Son visage couperosé était tordu par la réprobation, comme s'il s'était enfin rendu compte que nous n'étions pas d'accord.
- Écoute, t'es mieux placé qu'moi p-p-p-pour le savoir, Horry, non ? J'voudrais pas entrer dans les détails, mais les Chinetoques sont pas édu… écu… élevées comme les Anglaises, pas v-v-v-vrai ? Pas d'église, pas d'école au cul… heu… aucune d-d-d-discipline, quoi. A portent pas d'culotte. Ces salopes avec leurs yeux brisés, heu, bridés, Horry, franchement, tu t'fous en l'air d'aller avec cette p-p-p-pute chinetoque du bazar. Quand tu r-r-r-rencontreras une gentille petite Anglaise, après…
Je rotai et m'arrachai à mon fauteuil.
- Finis ma bière, Wally, comme un grand garçon.
Je lui tendis mon verre, tout vibrant de l'agitation effrénée de la merdasse. Je me frayai un chemin à travers la pièce.
- Pauvre con, figure-toi qu'elles en portent, des culottes, annonçai-je à la cantonade.
Le visage hilare de Johnny Mercer vint à la rencontre du mien. Johnny était plus petit que moi ; avec sa tête de fouine de Cockney, son teint rougeaud, il faisait un sous-off passable.
- Je t'ai observé quand tu capturais ce spécimen de la faune locale dans ta bière, mon pote, dit-il. Ça m'a rappelé ce que le grand Vérolé avait coutume de dire de l'existence humaine : elle ressemble à quelque horrible abomination velue et ailée qui se précipite par une fenêtre ouverte et vient plonger dans la bière bougnoule d'un pauvre con.
Il se mit à hurler de son rire inimitable et je me joignis à lui. Puis, après lui avoir assené une claque retentissante sur l'épaule, je fendis la foule en direction de la porte du mess. On la tenait ouverte pour laisser sortir la chaleur et la fumée. Je la franchis en titubant et m'éloignai au petit trot dans la nuit d'étuve.
Les yeux bandés, on aurait pu dire que Medan n'était qu'à un degré de l'équateur. L'air suppurait comme le bouillon de culture originel. Un million de petites choses monstrueuses, inconnues en Angleterre, exprimaient leur être par le bruit avec un tel acharnement qu'il était difficile de distinguer l'air de la rumeur qui l'habitait. Je m'immobilisai, balançant vaguement d'un pied sur l'autre, et jetai mon mégot dans la nuit. Sa trajectoire lumineuse s'interrompit abruptement, quelque chose l'avait gobé à mi-course.

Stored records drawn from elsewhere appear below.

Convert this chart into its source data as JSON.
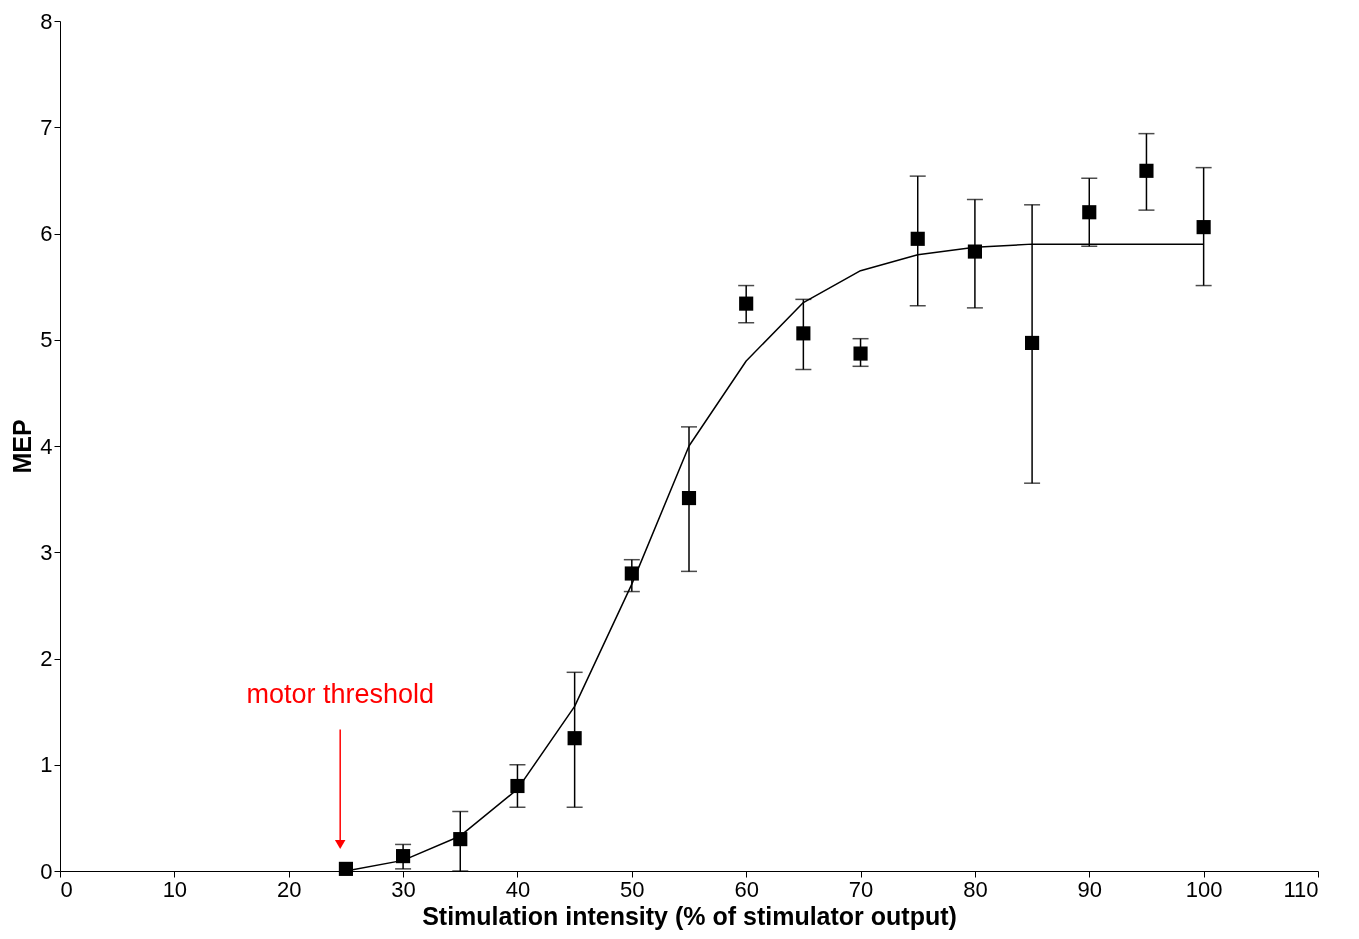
{
  "chart_data": {
    "type": "scatter",
    "xlabel": "Stimulation intensity (%  of stimulator output)",
    "ylabel": "MEP",
    "xlim": [
      0,
      110
    ],
    "xticks": [
      0,
      10,
      20,
      30,
      40,
      50,
      60,
      70,
      80,
      90,
      100,
      110
    ],
    "ylim": [
      0,
      8
    ],
    "yticks": [
      0,
      1,
      2,
      3,
      4,
      5,
      6,
      7,
      8
    ],
    "grid": false,
    "marker": "square",
    "series": [
      {
        "color": "#000000",
        "x": [
          25,
          30,
          35,
          40,
          45,
          50,
          55,
          60,
          65,
          70,
          75,
          80,
          85,
          90,
          95,
          100
        ],
        "values": [
          0.02,
          0.14,
          0.3,
          0.8,
          1.25,
          2.8,
          3.51,
          5.34,
          5.06,
          4.87,
          5.95,
          5.83,
          4.97,
          6.2,
          6.59,
          6.06
        ],
        "errors": [
          null,
          [
            0.02,
            0.25
          ],
          [
            0.0,
            0.56
          ],
          [
            0.6,
            1.0
          ],
          [
            0.6,
            1.87
          ],
          [
            2.63,
            2.93
          ],
          [
            2.82,
            4.18
          ],
          [
            5.16,
            5.51
          ],
          [
            4.72,
            5.38
          ],
          [
            4.75,
            5.01
          ],
          [
            5.32,
            6.54
          ],
          [
            5.3,
            6.32
          ],
          [
            3.65,
            6.27
          ],
          [
            5.88,
            6.52
          ],
          [
            6.22,
            6.94
          ],
          [
            5.51,
            6.62
          ]
        ]
      },
      {
        "type": "line",
        "color": "#000000",
        "line_style": "solid",
        "marker": "none",
        "x": [
          25,
          30,
          35,
          40,
          45,
          50,
          55,
          60,
          65,
          70,
          75,
          80,
          85,
          90,
          100
        ],
        "values": [
          0.0,
          0.1,
          0.33,
          0.77,
          1.55,
          2.7,
          4.0,
          4.8,
          5.35,
          5.65,
          5.8,
          5.87,
          5.9,
          5.9,
          5.9
        ]
      }
    ],
    "annotations": [
      {
        "text": "motor threshold",
        "x": 24.5,
        "y": 0.25
      }
    ]
  }
}
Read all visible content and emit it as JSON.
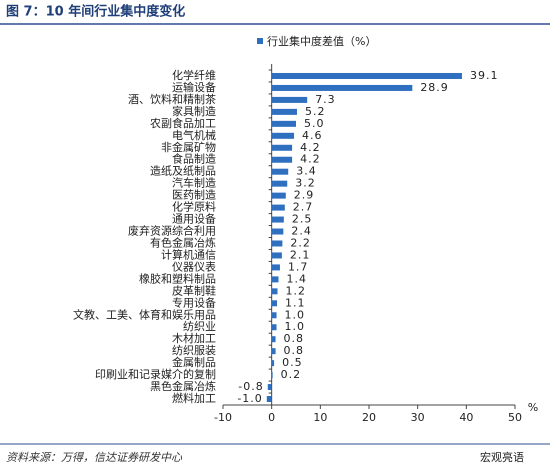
{
  "title": "图 7：10 年间行业集中度变化",
  "source": "资料来源：万得，信达证券研发中心",
  "watermark": "宏观亮语",
  "chart_data": {
    "type": "bar",
    "orientation": "horizontal",
    "categories": [
      "化学纤维",
      "运输设备",
      "酒、饮料和精制茶",
      "家具制造",
      "农副食品加工",
      "电气机械",
      "非金属矿物",
      "食品制造",
      "造纸及纸制品",
      "汽车制造",
      "医药制造",
      "化学原料",
      "通用设备",
      "废弃资源综合利用",
      "有色金属冶炼",
      "计算机通信",
      "仪器仪表",
      "橡胶和塑料制品",
      "皮革制鞋",
      "专用设备",
      "文教、工美、体育和娱乐用品",
      "纺织业",
      "木材加工",
      "纺织服装",
      "金属制品",
      "印刷业和记录媒介的复制",
      "黑色金属冶炼",
      "燃料加工"
    ],
    "series": [
      {
        "name": "行业集中度差值（%）",
        "color": "#2e6fc0",
        "values": [
          39.1,
          28.9,
          7.3,
          5.2,
          5.0,
          4.6,
          4.2,
          4.2,
          3.4,
          3.2,
          2.9,
          2.7,
          2.5,
          2.4,
          2.2,
          2.1,
          1.7,
          1.4,
          1.2,
          1.1,
          1.0,
          1.0,
          0.8,
          0.8,
          0.5,
          0.2,
          -0.8,
          -1.0
        ],
        "value_labels": [
          "39.1",
          "28.9",
          "7.3",
          "5.2",
          "5.0",
          "4.6",
          "4.2",
          "4.2",
          "3.4",
          "3.2",
          "2.9",
          "2.7",
          "2.5",
          "2.4",
          "2.2",
          "2.1",
          "1.7",
          "1.4",
          "1.2",
          "1.1",
          "1.0",
          "1.0",
          "0.8",
          "0.8",
          "0.5",
          "0.2",
          "-0.8",
          "-1.0"
        ]
      }
    ],
    "xlim": [
      -10,
      50
    ],
    "xticks": [
      -10,
      0,
      10,
      20,
      30,
      40,
      50
    ],
    "x_label": "%",
    "grid": false
  }
}
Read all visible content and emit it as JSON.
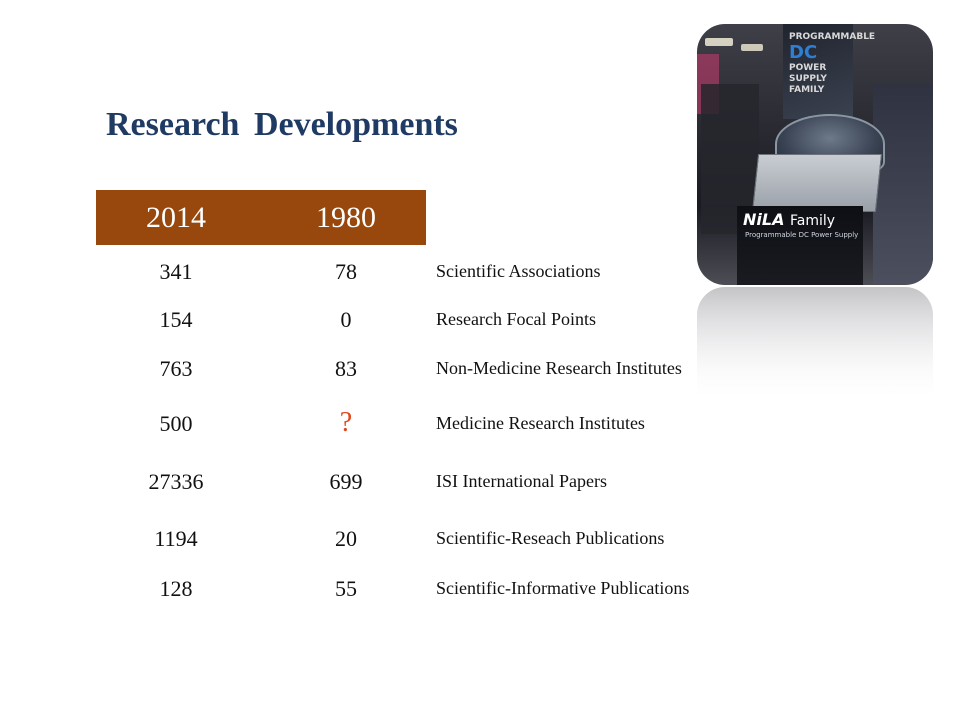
{
  "title": "Research Developments",
  "colors": {
    "title": "#1f3a63",
    "header_bg": "#98480c",
    "header_text": "#ffffff",
    "question_mark": "#e0461b"
  },
  "table": {
    "headers": [
      "2014",
      "1980"
    ],
    "rows": [
      {
        "v2014": "341",
        "v1980": "78",
        "label": "Scientific Associations"
      },
      {
        "v2014": "154",
        "v1980": "0",
        "label": "Research Focal Points"
      },
      {
        "v2014": "763",
        "v1980": "83",
        "label": "Non-Medicine Research Institutes"
      },
      {
        "v2014": "500",
        "v1980": "?",
        "label": "Medicine Research Institutes"
      },
      {
        "v2014": "27336",
        "v1980": "699",
        "label": "ISI International Papers"
      },
      {
        "v2014": "1194",
        "v1980": "20",
        "label": "Scientific-Reseach Publications"
      },
      {
        "v2014": "128",
        "v1980": "55",
        "label": "Scientific-Informative Publications"
      }
    ]
  },
  "photo": {
    "banner_lines": [
      "PROGRAMMABLE",
      "DC",
      "POWER",
      "SUPPLY",
      "FAMILY"
    ],
    "logo": "NiLA",
    "logo_suffix": "Family",
    "logo_sub": "Programmable DC Power Supply"
  }
}
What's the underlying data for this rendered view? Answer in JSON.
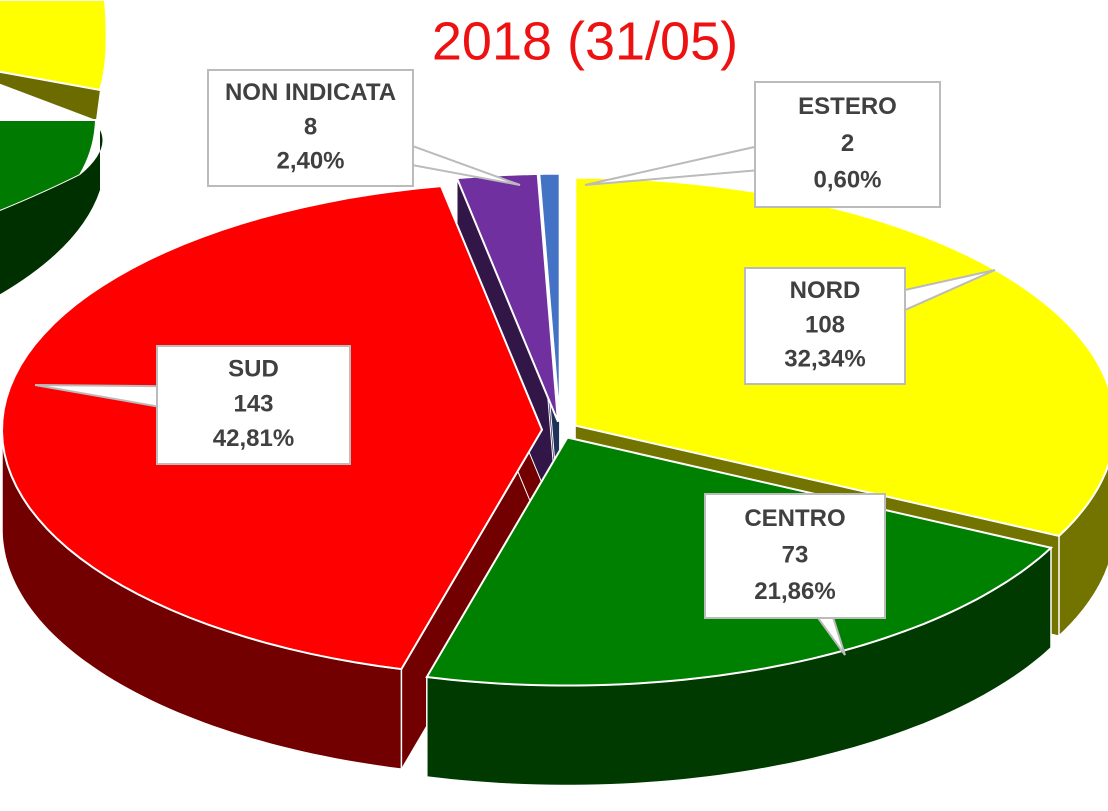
{
  "chart_data": {
    "type": "pie3d",
    "title": "2018 (31/05)",
    "categories": [
      "NORD",
      "CENTRO",
      "SUD",
      "NON INDICATA",
      "ESTERO"
    ],
    "values": [
      108,
      73,
      143,
      8,
      2
    ],
    "percent_labels": [
      "32,34%",
      "21,86%",
      "42,81%",
      "2,40%",
      "0,60%"
    ],
    "colors": [
      "#ffff00",
      "#008000",
      "#ff0000",
      "#7030a0",
      "#4472c4"
    ]
  }
}
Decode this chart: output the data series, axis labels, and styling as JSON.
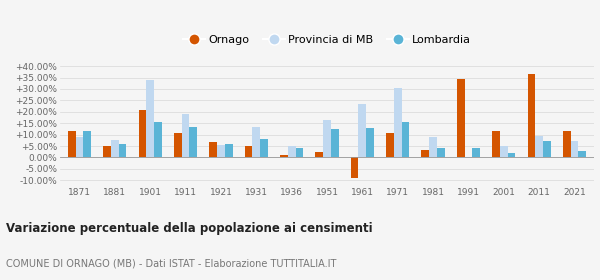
{
  "years": [
    1871,
    1881,
    1901,
    1911,
    1921,
    1931,
    1936,
    1951,
    1961,
    1971,
    1981,
    1991,
    2001,
    2011,
    2021
  ],
  "ornago": [
    11.5,
    4.8,
    21.0,
    10.8,
    6.7,
    5.0,
    1.2,
    2.5,
    -9.0,
    10.5,
    3.2,
    34.2,
    11.5,
    36.5,
    11.5
  ],
  "provincia": [
    9.0,
    7.5,
    34.0,
    19.0,
    5.5,
    13.5,
    4.8,
    16.5,
    23.5,
    30.5,
    9.0,
    -0.3,
    5.0,
    9.5,
    7.0
  ],
  "lombardia": [
    11.5,
    5.8,
    15.5,
    13.2,
    6.0,
    8.0,
    4.2,
    12.5,
    13.0,
    15.5,
    4.0,
    4.2,
    2.0,
    7.2,
    2.8
  ],
  "color_ornago": "#d45500",
  "color_provincia": "#c0d8f0",
  "color_lombardia": "#5ab4d6",
  "title": "Variazione percentuale della popolazione ai censimenti",
  "subtitle": "COMUNE DI ORNAGO (MB) - Dati ISTAT - Elaborazione TUTTITALIA.IT",
  "ylim": [
    -12,
    42
  ],
  "yticks": [
    -10,
    -5,
    0,
    5,
    10,
    15,
    20,
    25,
    30,
    35,
    40
  ],
  "ytick_labels": [
    "-10.00%",
    "-5.00%",
    "0.00%",
    "+5.00%",
    "+10.00%",
    "+15.00%",
    "+20.00%",
    "+25.00%",
    "+30.00%",
    "+35.00%",
    "+40.00%"
  ],
  "legend_labels": [
    "Ornago",
    "Provincia di MB",
    "Lombardia"
  ],
  "background_color": "#f5f5f5",
  "grid_color": "#d8d8d8"
}
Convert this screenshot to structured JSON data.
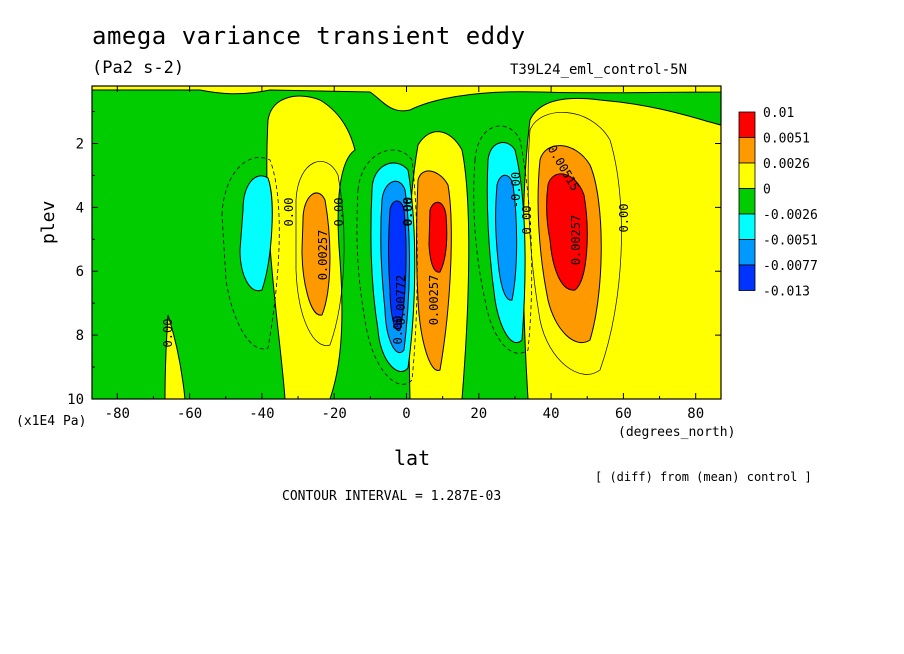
{
  "chart_data": {
    "type": "contour",
    "title": "amega variance transient eddy",
    "units": "(Pa2 s-2)",
    "run_label": "T39L24_eml_control-5N",
    "xlabel": "lat",
    "xunits": "(degrees_north)",
    "ylabel": "plev",
    "yunits": "(x1E4 Pa)",
    "xlim": [
      -87,
      87
    ],
    "ylim": [
      0.2,
      10
    ],
    "y_inverted": true,
    "xticks": [
      "-80",
      "-60",
      "-40",
      "-20",
      "0",
      "20",
      "40",
      "60",
      "80"
    ],
    "yticks": [
      "2",
      "4",
      "6",
      "8",
      "10"
    ],
    "note": "[ (diff) from (mean) control ]",
    "contour_interval": "CONTOUR INTERVAL = 1.287E-03",
    "colorbar": {
      "labels": [
        "0.01",
        "0.0051",
        "0.0026",
        "0",
        "-0.0026",
        "-0.0051",
        "-0.0077",
        "-0.013"
      ],
      "colors": [
        "#ff0000",
        "#ff9900",
        "#ffff00",
        "#00cc00",
        "#00ffff",
        "#0099ff",
        "#0033ff"
      ]
    },
    "contour_labels": [
      "0.00",
      "0.00",
      "0.00",
      "0.00257",
      "0.00772",
      "0.00257",
      "0.00",
      "-0.00",
      "0.00",
      "0.00257",
      "0.00515",
      "0.00",
      "-0.00",
      "0.00"
    ],
    "features": [
      {
        "name": "neg_a",
        "center_lat": -40,
        "center_plev": 4.6,
        "peak": -0.0045
      },
      {
        "name": "pos_a",
        "center_lat": -25,
        "center_plev": 5.2,
        "peak": 0.004
      },
      {
        "name": "neg_b",
        "center_lat": -1,
        "center_plev": 5.2,
        "peak": -0.011
      },
      {
        "name": "pos_b",
        "center_lat": 9,
        "center_plev": 5.8,
        "peak": 0.009
      },
      {
        "name": "neg_c",
        "center_lat": 28,
        "center_plev": 4.8,
        "peak": -0.006
      },
      {
        "name": "pos_c",
        "center_lat": 45,
        "center_plev": 4.8,
        "peak": 0.01
      }
    ]
  }
}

Les phares d'un vieux quinze cents délabré percèrent les ténèbres et longèrent la route en direction du poste de garde.
Tournant non sans hésitation, ils se présentèrent à l'entrée de l'enceinte du mess, semblables à deux yeux couleur pissat de mule. Ils reculèrent dans un coin de l'enceinte. Il y eut un bruit fracassant, prolongé, tandis que le quinze cents kilos heurtait posément le vieux pavillon de planches. Le juteux-chef Dickie Payne était de retour, saoul comme toujours.